Road tolls are standard in many European countries, from Italy to Norway. It’s just the way things are done. The tolled French highways, often run by private companies, stand out for their excellence. If you are a visitor and don’t have an electronic pass, you pick up a ticket at the tollgate when you enter and pay at another gate when you exit. Drivers are charged according to distance travelled. The tolls help pay the cost of keeping the roads well surfaced and well signed. Those behind the wheel may not like paying them, but then they wouldn’t enjoy driving over pitted asphalt either.

The contrast with Canada is striking. Here, tolled roads are rare and controversial. The massive 407 highway in the north end of Toronto has been a hot potato from the time it opened in 1997. The NDP government in British Columbia actually scrapped the tolls on a couple of busy bridges in the Lower Mainland. Liberal Kathleen Wynne denied Toronto Mayor John Tory the right to levy tolls on a couple of local highways: the Gardiner Expressway and the Don Valley Parkway. It is impossible to imagine her successor as Ontario Premier, Progressive Conservative Doug Ford, charging drivers a cent for using the roads. He is all about ending “the war on the car.”

And yet, going the French way and putting tolls on more roads makes good sense, for two reasons. First, it helps raise the many millions of dollars required to keep our roads in shape. It is only fair to shift some of that burden off the general taxpayer and put it on the people who use the roads. User pay is a widely accepted practice in this country. Toronto ratepayers pay a fee for the water they use and the trash they throw out. Why shouldn’t they pay a little more for the roads they drive?

Second, it makes drivers think twice about how much and when they use their cars. “Attaching a fee to driving, for example in traffic hot spots at peak times, increases urban mobility by encouraging more informed transportation choices, while making all other transportation investments work better,” says Canada’s Ecofiscal Commission, an economic think tank.

A city that worries about congested roads and polluted air should be prodding drivers to limit how much they use their vehicles. The “free” roads we have now do the opposite. They invite drivers to drive. In the era of climate change, that it the last thing we should be doing.

Tolls are not as hard to collect as they once were, or as irksome for the driver. Tolls booths and loose change have been replaced by transponders and licence-plate cameras in many places. Singapore has had electronic road pricing for two decades. London and Stockholm have successful congestion-pricing systems. Why not Toronto? Only the 407 is tolled and any talk of tolling other routes meets a blizzard of opposition.

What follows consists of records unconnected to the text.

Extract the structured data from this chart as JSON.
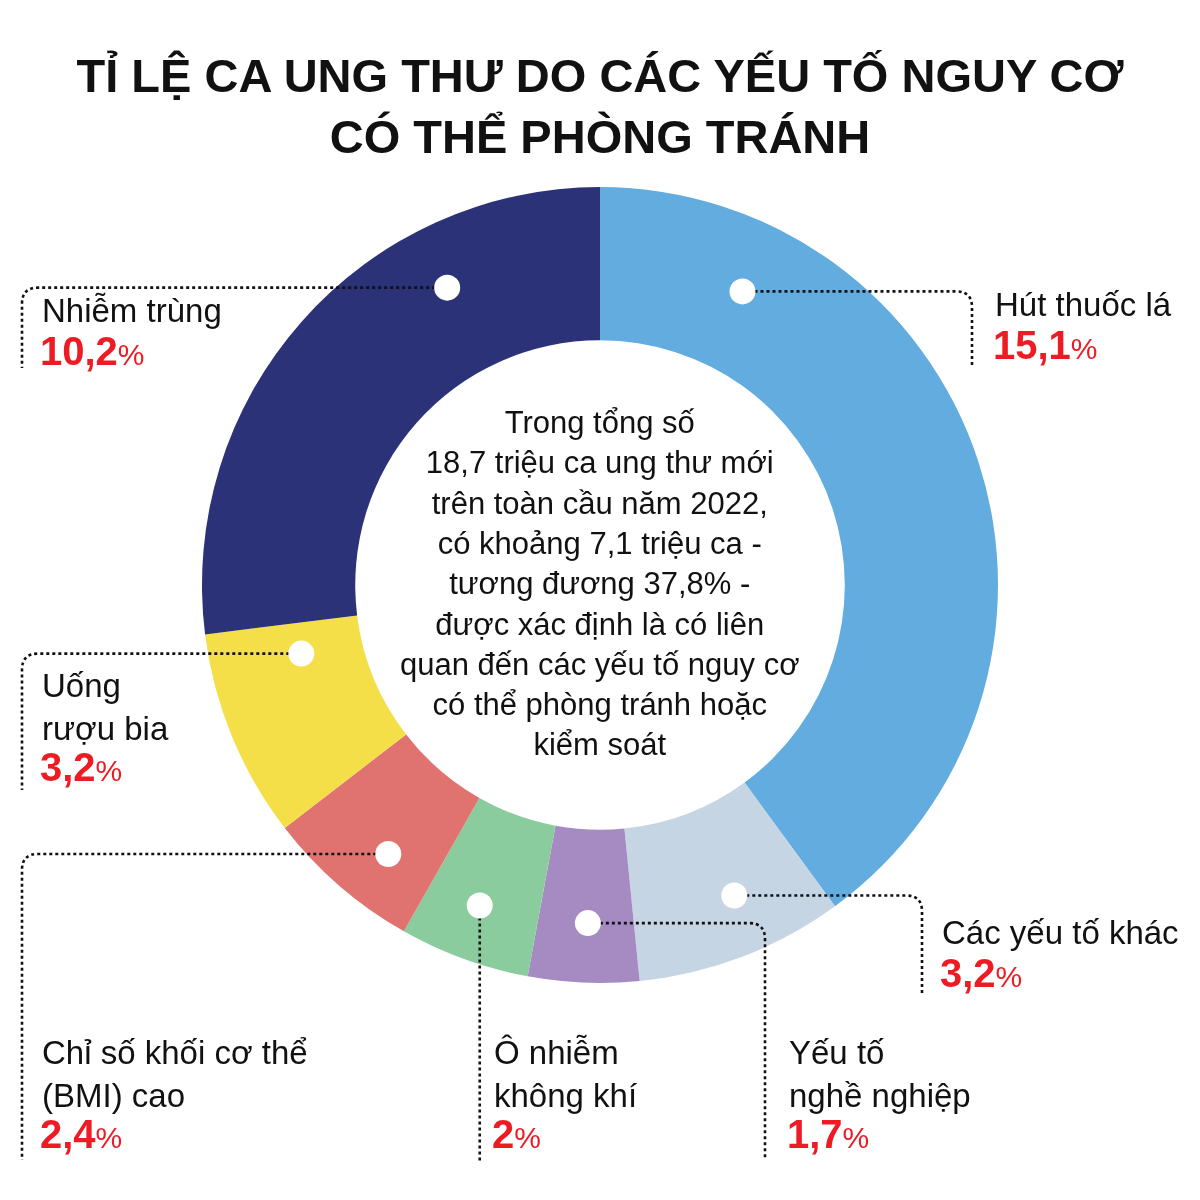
{
  "chart_data": {
    "type": "donut",
    "title": "TỈ LỆ CA UNG THƯ DO CÁC YẾU TỐ NGUY CƠ\nCÓ THỂ PHÒNG TRÁNH",
    "categories": [
      "Hút thuốc lá",
      "Các yếu tố khác",
      "Yếu tố\nnghề nghiệp",
      "Ô nhiễm\nkhông khí",
      "Chỉ số khối cơ thể\n(BMI) cao",
      "Uống\nrượu bia",
      "Nhiễm trùng"
    ],
    "values": [
      15.1,
      3.2,
      1.7,
      2,
      2.4,
      3.2,
      10.2
    ],
    "colors": [
      "#62acdf",
      "#c5d5e3",
      "#a58bc2",
      "#8bcc9f",
      "#e07370",
      "#f4df49",
      "#2b3278"
    ],
    "value_labels": [
      "15,1%",
      "3,2%",
      "1,7%",
      "2%",
      "2,4%",
      "3,2%",
      "10,2%"
    ],
    "annotations": [
      "Trong tổng số\n18,7 triệu ca ung thư mới\ntrên toàn cầu năm 2022,\ncó khoảng 7,1 triệu ca -\ntương đương 37,8% -\nđược xác định là có liên\nquan đến các yếu tố nguy cơ\ncó thể phòng tránh hoặc\nkiểm soát"
    ]
  }
}
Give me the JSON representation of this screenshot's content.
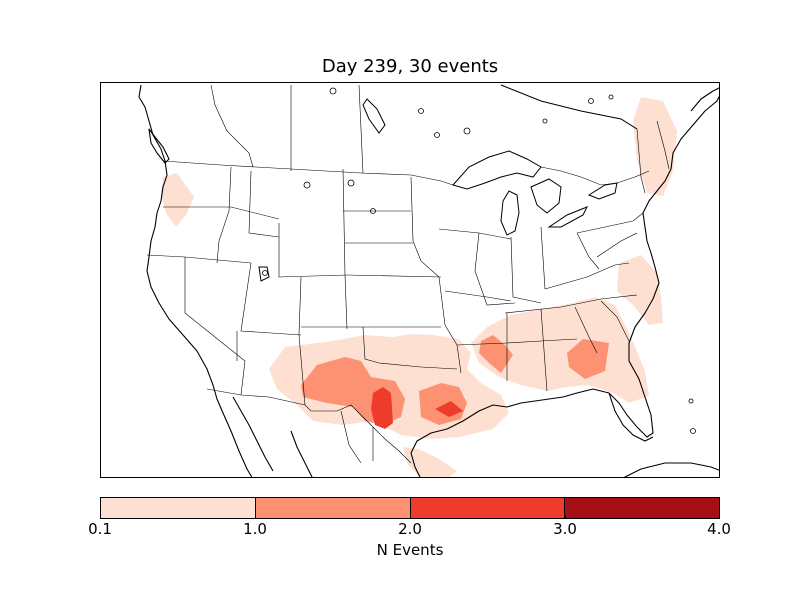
{
  "figure": {
    "title": "Day 239, 30 events"
  },
  "map": {
    "region": "North America (contiguous United States)",
    "colors": {
      "level_1": "#fee0d2",
      "level_2": "#fc9272",
      "level_3": "#ef3b2c",
      "level_4": "#a50f15",
      "coastline": "#000000",
      "background": "#ffffff"
    }
  },
  "colorbar": {
    "label": "N Events",
    "ticks": [
      "0.1",
      "1.0",
      "2.0",
      "3.0",
      "4.0"
    ],
    "colors": [
      "#fee0d2",
      "#fc9272",
      "#ef3b2c",
      "#a50f15"
    ]
  }
}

This city has some of the worst traffic in North America. Its highways are undermaintained and its transit system underbuilt. Mr. Tory was right: Toronto needs tolls to help pay for new transit lines and help keep its highways from falling apart.

France shows the way. If a country with high government spending and an enduring belief in the power of the state can have a network of private, tolled highways it is a mystery why Canada can’t. Those rusty guardrails on the trip into town are an embarrassment. A Frenchman driving past them would shake his head and exclaim: mon Dieu.